While I love TNG (even though the cast can’t shut up) and that was the first Star Trek I was familiar with since I was 6 and a fan of reading rainbow when it came out I would say that the original series is my favorite (can happily watch Trek through Enterprise). My dad watched Original Series reruns since as long as I can remember.
The sendoff for the original crew always gets to to me and it just contrast that with writers today who live to crap on or deconstruct the works of better writers. I saw they are making a new blade runner with a delusional man, Disney is making a new Neverending Story, and Netflix is butchering… I mean remaking the Chronicles of Narnia.
One good thing about Star Trek is that I have a lot of books to read. I was at a convention once and a guy had a bunch of Star Trek books for a quarter a piece so I left with a bunch.
The problem might be it is perfect.
A replicator is probably only going to be programmed with one way to make something, be it from disassembling a previous sample or having the programming manually entered. Regardless of the method there will only be one option for "granny smith apple", so every granny smith apple is going to be the same apple and taste identical. The imperfections between apples help contribute to why they are enjoyable. Some are crisper than others , some slightly more tart, but they are all still the same kind of apple.
The synthehol problem is also likely a result of this. Real booze is a process that produces vastly differing results, wine being one of the best examples given how vintage quality varies not just across years but even just across locations. Grass fed or corn fed steak would be another.
While it would be possible to program a selection of a particular food type it may lead to memory storage issues as well as complicate power requirements if both end up being a premium, even in a futuristic utopia like the Federation.
So while replicated food works, it may only end up being 80% as good because the various imperfections that are expected no longer exist. Which is why Picard and whoever else still make real wine, why Sisko and his father still grow and cook "real" food, and will likely be more widespread in species with far more potent olfactory senses or cultural dishes such as the Klingons and Ferengi.
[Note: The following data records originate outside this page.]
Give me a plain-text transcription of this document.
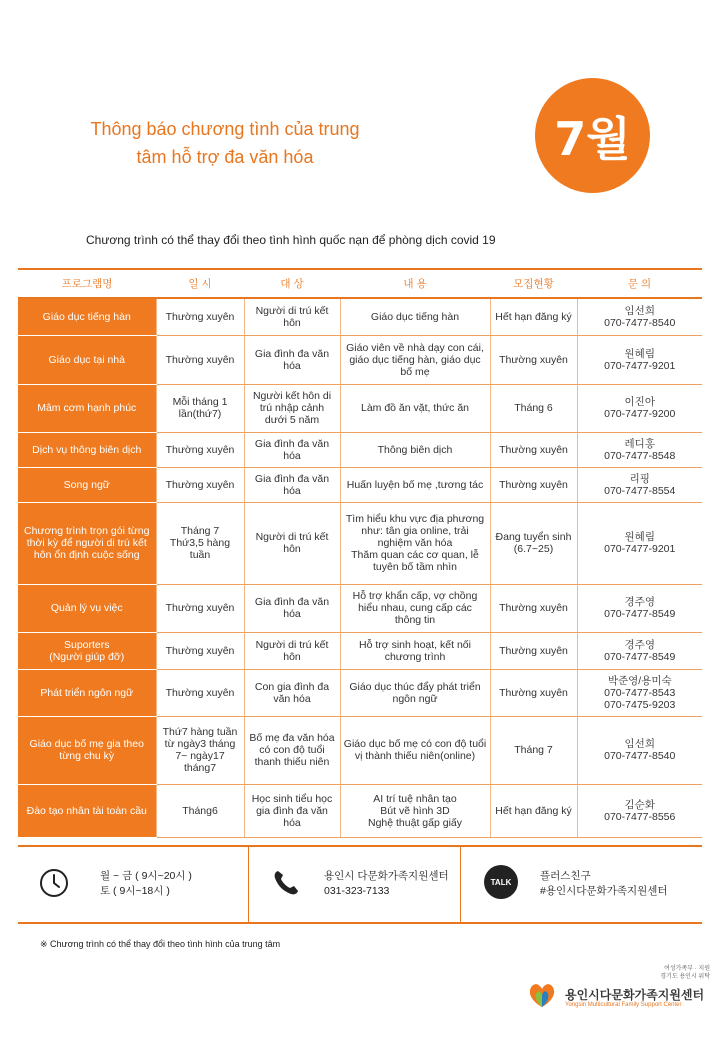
Thông báo chương tình của trung
tâm hỗ trợ đa văn hóa	7월
Chương trình có thể thay đổi theo tình hình quốc nạn để phòng dịch covid 19
프로그램명	일 시	대 상	내 용	모집현황	문 의
Giáo dục tiếng hàn	Thường xuyên	Người di trú kết hôn	Giáo dục tiếng hàn	Hết hạn đăng ký	임선희
070-7477-8540
Giáo dục tại nhà	Thường xuyên	Gia đình đa văn hóa	Giáo viên về nhà dạy con cái, giáo dục tiếng hàn, giáo dục bố mẹ	Thường xuyên	원혜림
070-7477-9201
Mâm cơm hạnh phúc	Mỗi tháng 1 lần(thứ7)	Người kết hôn di trú nhập cảnh dưới 5 năm	Làm đồ ăn vặt, thức ăn	Tháng 6	이진아
070-7477-9200
Dịch vụ thông biên dịch	Thường xuyên	Gia đình đa văn hóa	Thông biên dịch	Thường xuyên	레디홍
070-7477-8548
Song ngữ	Thường xuyên	Gia đình đa văn hóa	Huấn luyện bố mẹ ,tương tác	Thường xuyên	리핑
070-7477-8554
Chương trình trọn gói từng thời kỳ để người di trú kết hôn ổn định cuộc sống	Tháng 7
Thứ3,5 hàng tuần	Người di trú kết hôn	Tìm hiểu khu vực địa phương như: tân gia online, trải nghiệm văn hóa
Thăm quan các cơ quan, lễ tuyên bố tầm nhìn	Đang tuyển sinh
(6.7~25)	원혜림
070-7477-9201
Quản lý vụ việc	Thường xuyên	Gia đình đa văn hóa	Hỗ trợ khẩn cấp, vợ chồng hiểu nhau, cung cấp các thông tin	Thường xuyên	경주영
070-7477-8549
Suporters
(Người giúp đỡ)	Thường xuyên	Người di trú kết hôn	Hỗ trợ sinh hoạt, kết nối chương trình	Thường xuyên	경주영
070-7477-8549
Phát triển ngôn ngữ	Thường xuyên	Con gia đình đa văn hóa	Giáo dục thúc đẩy phát triển ngôn ngữ	Thường xuyên	박준영/용미숙
070-7477-8543
070-7475-9203
Giáo dục bố mẹ gia theo từng chu kỳ	Thứ7 hàng tuần từ ngày3 tháng 7~ ngày17 tháng7	Bố mẹ đa văn hóa có con độ tuổi thanh thiếu niên	Giáo dục bố mẹ có con độ tuổi vị thành thiếu niên(online)	Tháng 7	임선희
070-7477-8540
Đào tạo nhân tài toàn cầu	Tháng6	Học sinh tiểu học gia đình đa văn hóa	AI trí tuệ nhân tạo
Bút vẽ hình 3D
Nghệ thuật gấp giấy	Hết hạn đăng ký	김순화
070-7477-8556
월 ~ 금 ( 9시~20시 )
토 ( 9시~18시 )
용인시 다문화가족지원센터
031-323-7133
TALK	플러스친구
#용인시다문화가족지원센터
※ Chương trình có thể thay đổi theo tình hình của trung tâm
여성가족부 · 지원
경기도 용인시 위탁
용인시다문화가족지원센터
Yongsin Multicultural Family Support Center
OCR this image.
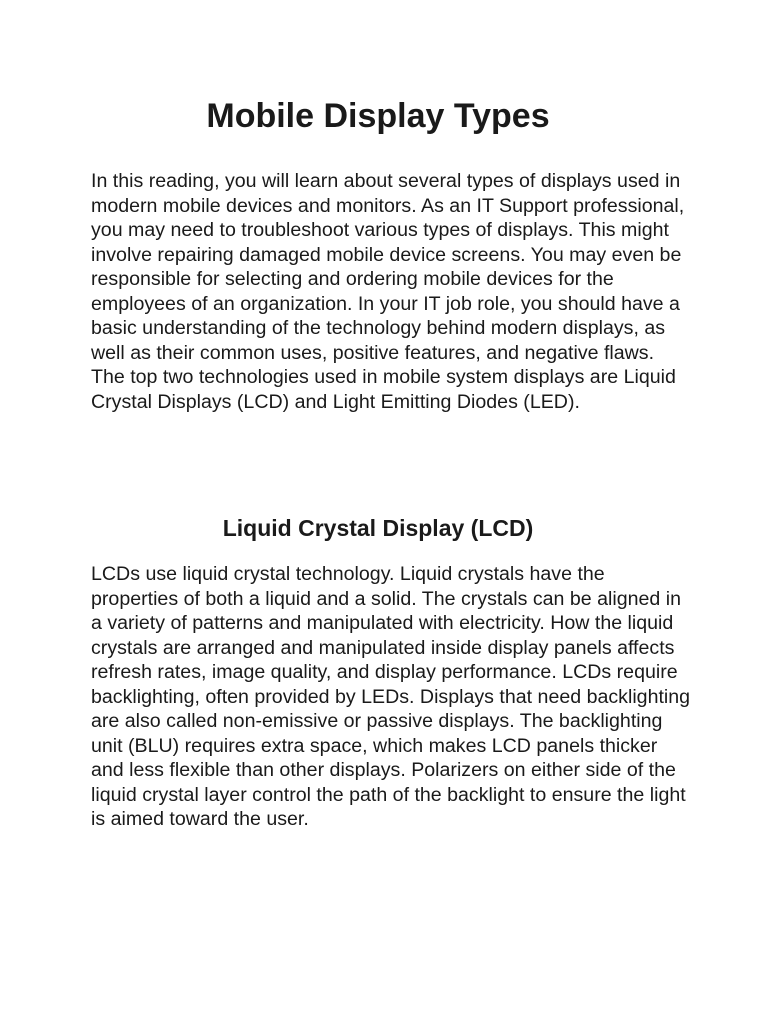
Mobile Display Types

In this reading, you will learn about several types of displays used in modern mobile devices and monitors. As an IT Support professional, you may need to troubleshoot various types of displays. This might involve repairing damaged mobile device screens. You may even be responsible for selecting and ordering mobile devices for the employees of an organization. In your IT job role, you should have a basic understanding of the technology behind modern displays, as well as their common uses, positive features, and negative flaws. The top two technologies used in mobile system displays are Liquid Crystal Displays (LCD) and Light Emitting Diodes (LED).

Liquid Crystal Display (LCD)

LCDs use liquid crystal technology. Liquid crystals have the properties of both a liquid and a solid. The crystals can be aligned in a variety of patterns and manipulated with electricity. How the liquid crystals are arranged and manipulated inside display panels affects refresh rates, image quality, and display performance. LCDs require backlighting, often provided by LEDs. Displays that need backlighting are also called non-emissive or passive displays. The backlighting unit (BLU) requires extra space, which makes LCD panels thicker and less flexible than other displays. Polarizers on either side of the liquid crystal layer control the path of the backlight to ensure the light is aimed toward the user.
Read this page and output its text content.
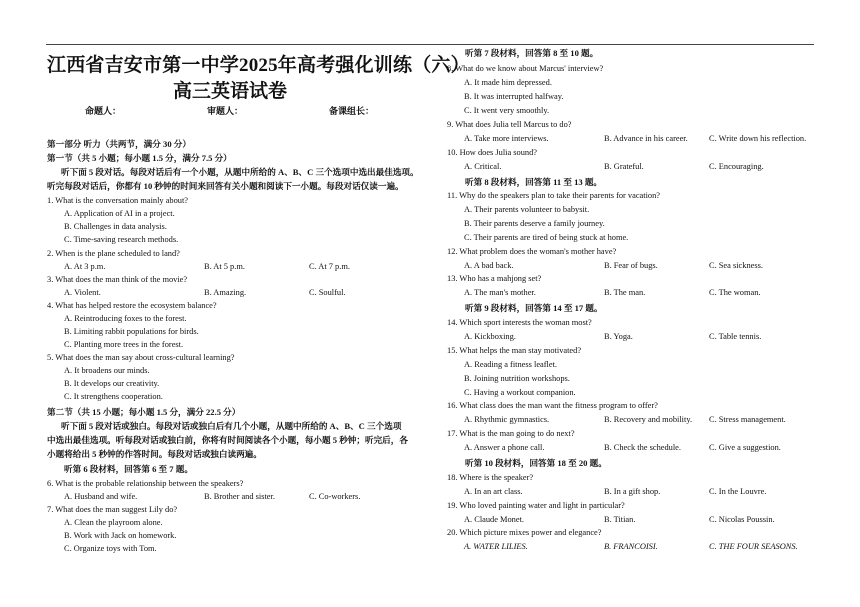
江西省吉安市第一中学2025年高考强化训练（六）
高三英语试卷
命题人：	审题人：	备课组长：
第一部分 听力（共两节，满分 30 分）
第一节（共 5 小题；每小题 1.5 分，满分 7.5 分）
听下面 5 段对话。每段对话后有一个小题，从题中所给的 A、B、C 三个选项中选出最佳选项。
听完每段对话后，你都有 10 秒钟的时间来回答有关小题和阅读下一小题。每段对话仅读一遍。
1. What is the conversation mainly about?
A. Application of AI in a project.
B. Challenges in data analysis.
C. Time-saving research methods.
2. When is the plane scheduled to land?
A. At 3 p.m.	B. At 5 p.m.	C. At 7 p.m.
3. What does the man think of the movie?
A. Violent.	B. Amazing.	C. Soulful.
4. What has helped restore the ecosystem balance?
A. Reintroducing foxes to the forest.
B. Limiting rabbit populations for birds.
C. Planting more trees in the forest.
5. What does the man say about cross-cultural learning?
A. It broadens our minds.
B. It develops our creativity.
C. It strengthens cooperation.
第二节（共 15 小题；每小题 1.5 分，满分 22.5 分）
听下面 5 段对话或独白。每段对话或独白后有几个小题，从题中所给的 A、B、C 三个选项
中选出最佳选项。听每段对话或独白前，你将有时间阅读各个小题，每小题 5 秒钟；听完后，各
小题将给出 5 秒钟的作答时间。每段对话或独白读两遍。
听第 6 段材料，回答第 6 至 7 题。
6. What is the probable relationship between the speakers?
A. Husband and wife.	B. Brother and sister.	C. Co-workers.
7. What does the man suggest Lily do?
A. Clean the playroom alone.
B. Work with Jack on homework.
C. Organize toys with Tom.
听第 7 段材料，回答第 8 至 10 题。
8. What do we know about Marcus' interview?
A. It made him depressed.
B. It was interrupted halfway.
C. It went very smoothly.
9. What does Julia tell Marcus to do?
A. Take more interviews.	B. Advance in his career.	C. Write down his reflection.
10. How does Julia sound?
A. Critical.	B. Grateful.	C. Encouraging.
听第 8 段材料，回答第 11 至 13 题。
11. Why do the speakers plan to take their parents for vacation?
A. Their parents volunteer to babysit.
B. Their parents deserve a family journey.
C. Their parents are tired of being stuck at home.
12. What problem does the woman's mother have?
A. A bad back.	B. Fear of bugs.	C. Sea sickness.
13. Who has a mahjong set?
A. The man's mother.	B. The man.	C. The woman.
听第 9 段材料，回答第 14 至 17 题。
14. Which sport interests the woman most?
A. Kickboxing.	B. Yoga.	C. Table tennis.
15. What helps the man stay motivated?
A. Reading a fitness leaflet.
B. Joining nutrition workshops.
C. Having a workout companion.
16. What class does the man want the fitness program to offer?
A. Rhythmic gymnastics.	B. Recovery and mobility. C. Stress management.
17. What is the man going to do next?
A. Answer a phone call.	B. Check the schedule.	C. Give a suggestion.
听第 10 段材料，回答第 18 至 20 题。
18. Where is the speaker?
A. In an art class.	B. In a gift shop.	C. In the Louvre.
19. Who loved painting water and light in particular?
A. Claude Monet.	B. Titian.	C. Nicolas Poussin.
20. Which picture mixes power and elegance?
A. WATER LILIES.	B. FRANCOISI.	C. THE FOUR SEASONS.
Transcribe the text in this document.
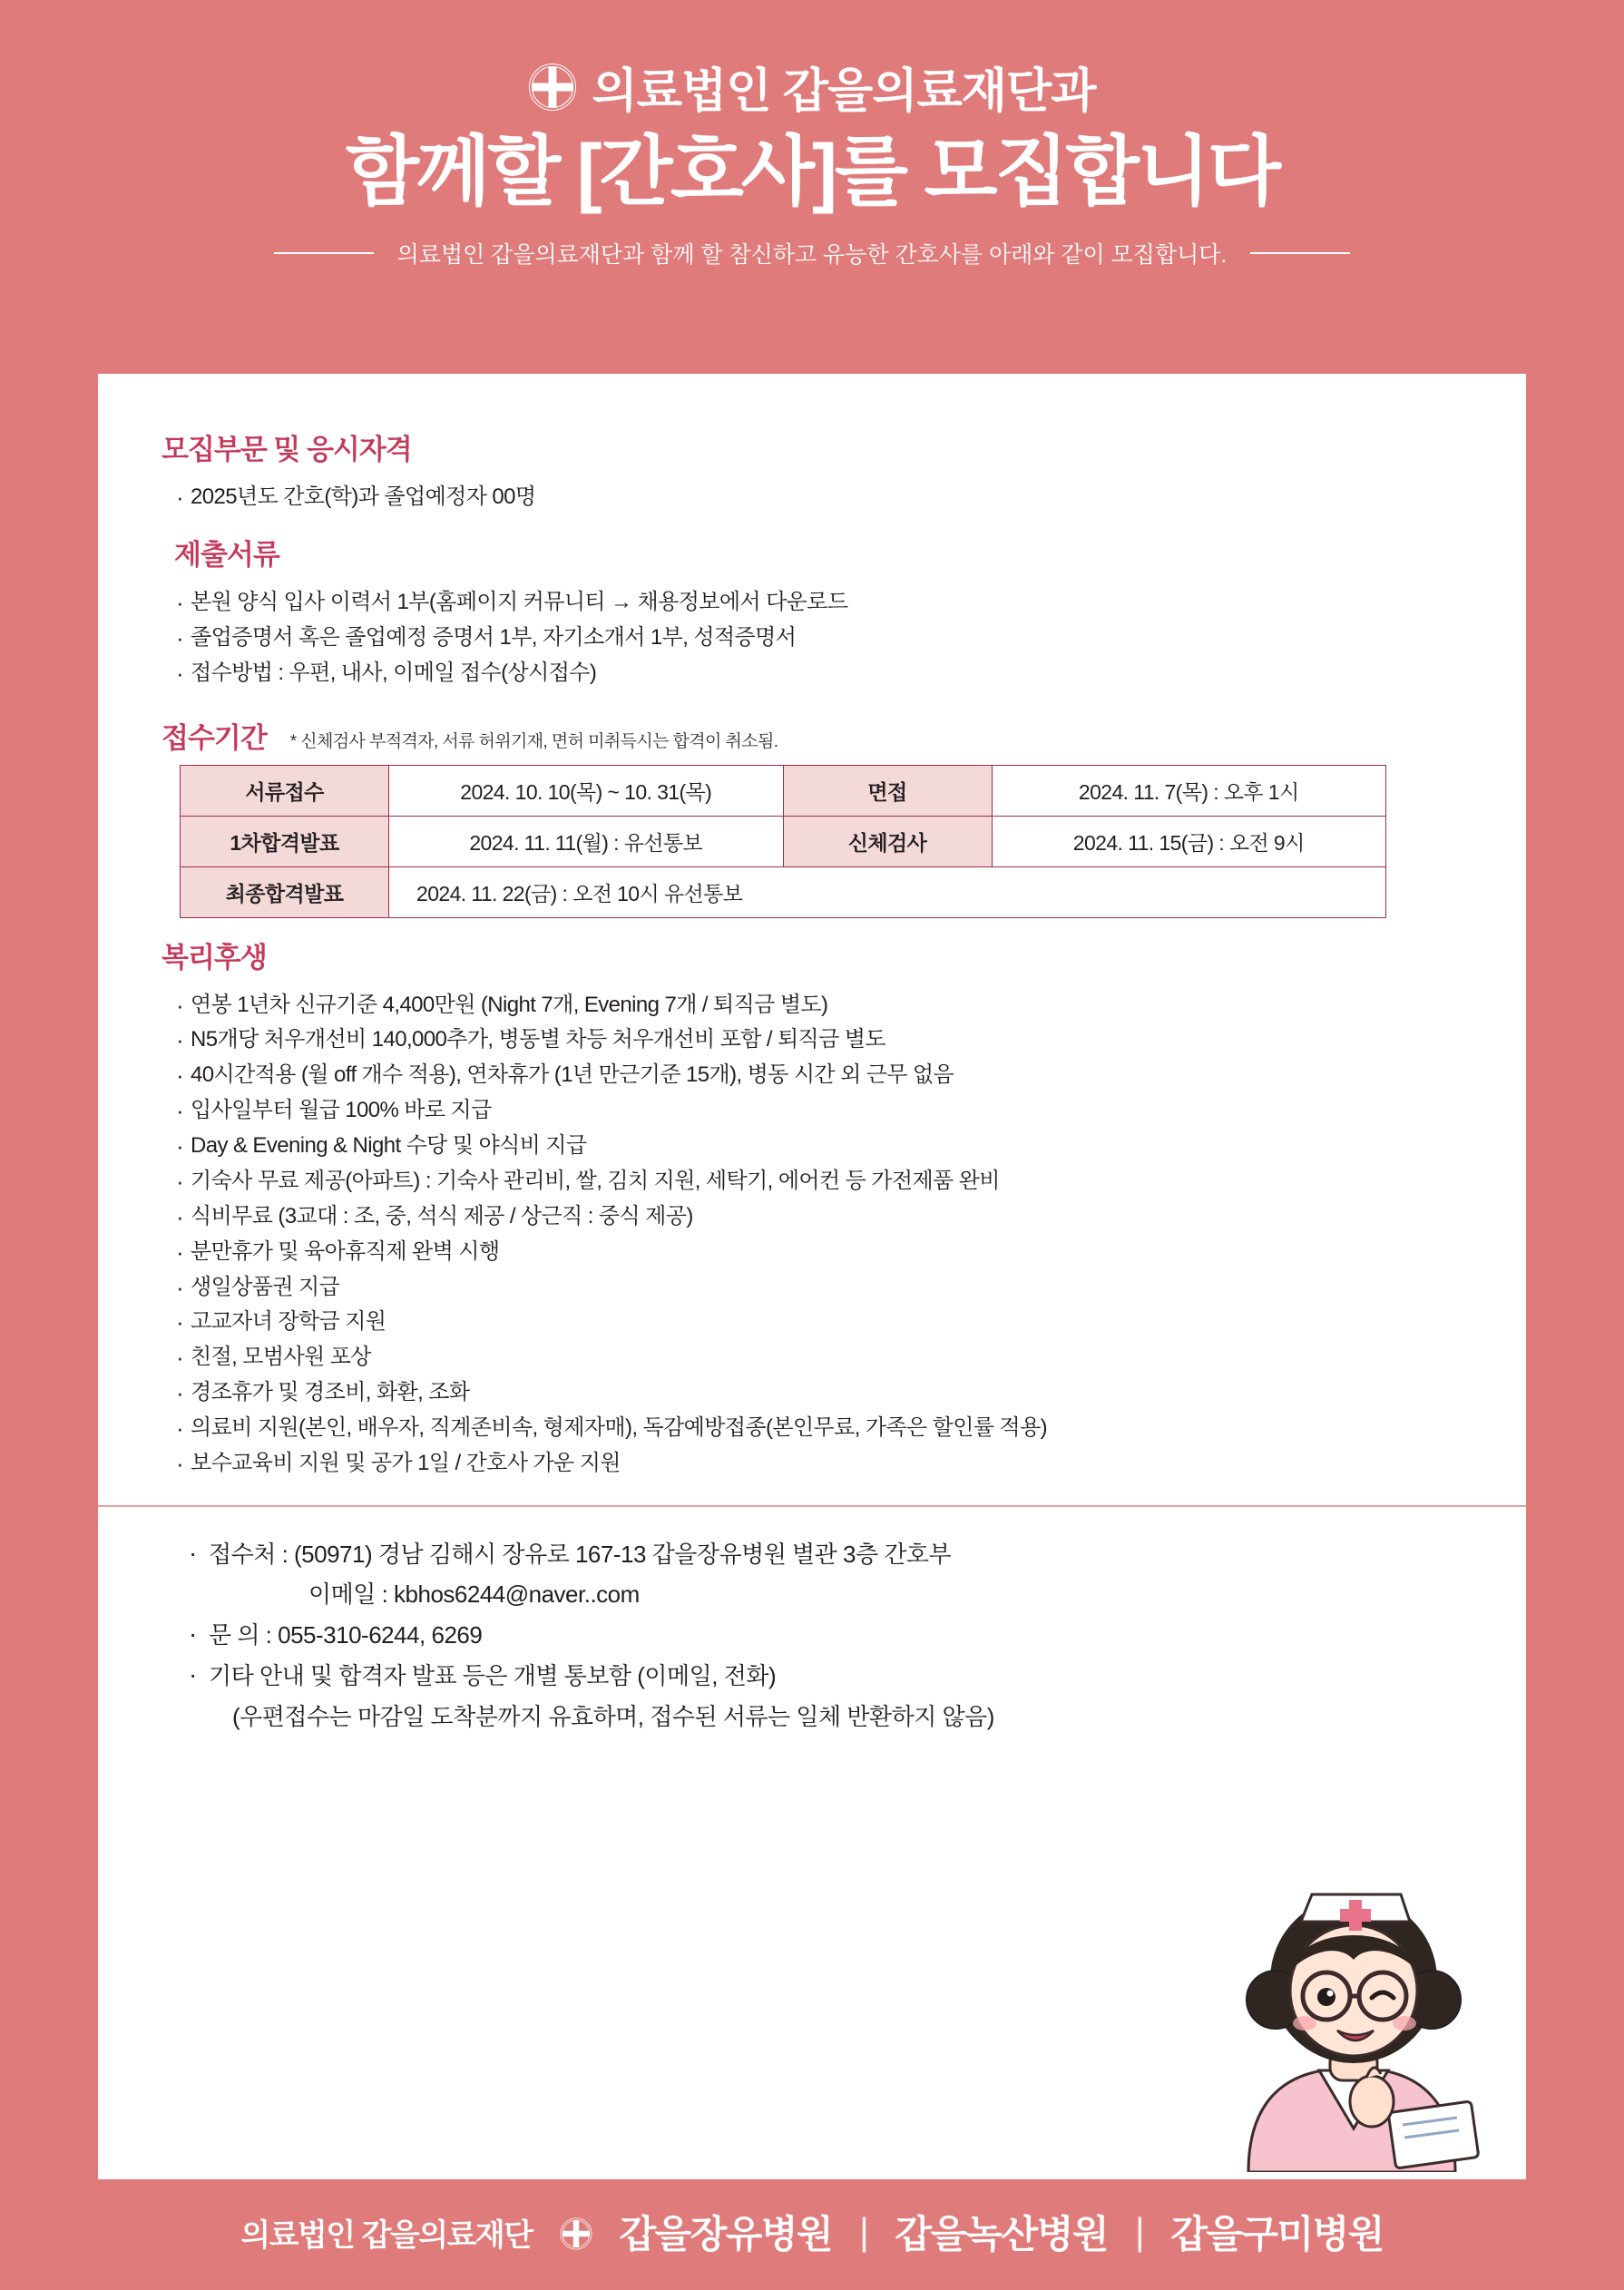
의료법인 갑을의료재단과
함께할 [간호사]를 모집합니다
의료법인 갑을의료재단과 함께 할 참신하고 유능한 간호사를 아래와 같이 모집합니다.
모집부문 및 응시자격
· 2025년도 간호(학)과 졸업예정자 00명
제출서류
· 본원 양식 입사 이력서 1부(홈페이지 커뮤니티 → 채용정보에서 다운로드
· 졸업증명서 혹은 졸업예정 증명서 1부, 자기소개서 1부, 성적증명서
· 접수방법 : 우편, 내사, 이메일 접수(상시접수)
접수기간 * 신체검사 부적격자, 서류 허위기재, 면허 미취득시는 합격이 취소됨.
서류접수	2024. 10. 10(목) ~ 10. 31(목)	면접	2024. 11. 7(목) : 오후 1시
1차합격발표	2024. 11. 11(월) : 유선통보	신체검사	2024. 11. 15(금) : 오전 9시
최종합격발표	2024. 11. 22(금) : 오전 10시 유선통보		
복리후생
· 연봉 1년차 신규기준 4,400만원 (Night 7개, Evening 7개 / 퇴직금 별도)
· N5개당 처우개선비 140,000추가, 병동별 차등 처우개선비 포함 / 퇴직금 별도
· 40시간적용 (월 off 개수 적용), 연차휴가 (1년 만근기준 15개), 병동 시간 외 근무 없음
· 입사일부터 월급 100% 바로 지급
· Day & Evening & Night 수당 및 야식비 지급
· 기숙사 무료 제공(아파트) : 기숙사 관리비, 쌀, 김치 지원, 세탁기, 에어컨 등 가전제품 완비
· 식비무료 (3교대 : 조, 중, 석식 제공 / 상근직 : 중식 제공)
· 분만휴가 및 육아휴직제 완벽 시행
· 생일상품권 지급
· 고교자녀 장학금 지원
· 친절, 모범사원 포상
· 경조휴가 및 경조비, 화환, 조화
· 의료비 지원(본인, 배우자, 직계존비속, 형제자매), 독감예방접종(본인무료, 가족은 할인률 적용)
· 보수교육비 지원 및 공가 1일 / 간호사 가운 지원
· 접수처 : (50971) 경남 김해시 장유로 167-13 갑을장유병원 별관 3층 간호부
이메일 : kbhos6244@naver..com
· 문 의 : 055-310-6244, 6269
· 기타 안내 및 합격자 발표 등은 개별 통보함 (이메일, 전화)
(우편접수는 마감일 도착분까지 유효하며, 접수된 서류는 일체 반환하지 않음)
의료법인 갑을의료재단 갑을장유병원 | 갑을녹산병원 | 갑을구미병원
Meanwhile Vulcans are almost all vegetarian, Romulans don't get much screentime for consumables beyond Romulan Ale, Bajor was literally an agrarian planet before being occupied, Andoria is a ball of ice, and the Tellarites evolved from ursine so encompass a very diverse range of species and cultures who will respond to tastes differently.
good point.
sidenote: romulans are technically vulcans who rejected the strict emotionless philosophy of the core vulcan group, though I dunno if vulcans are vegetarian by culture or evolution, lol
It's absolutely a culture thing.
Enterprise has an early episode, s01e17 'Fusion', which involves the ship meeting some very friendly Vulcans who don't follow the teachings of Surak and therefore not only don't suppress their emotions but don't adhere to logic as the rest of the culture do. In general this leads to some very Romulan like Vulcans and while dining with the ships captain he asks Archer if he may try some of the chicken the Enterprise chef has prepared.
It also includes the staple telepathic mindrape scene that almost all Star Trek series have when involving telepaths, but then a lot of sci-fi shows go that route for analogous reasons.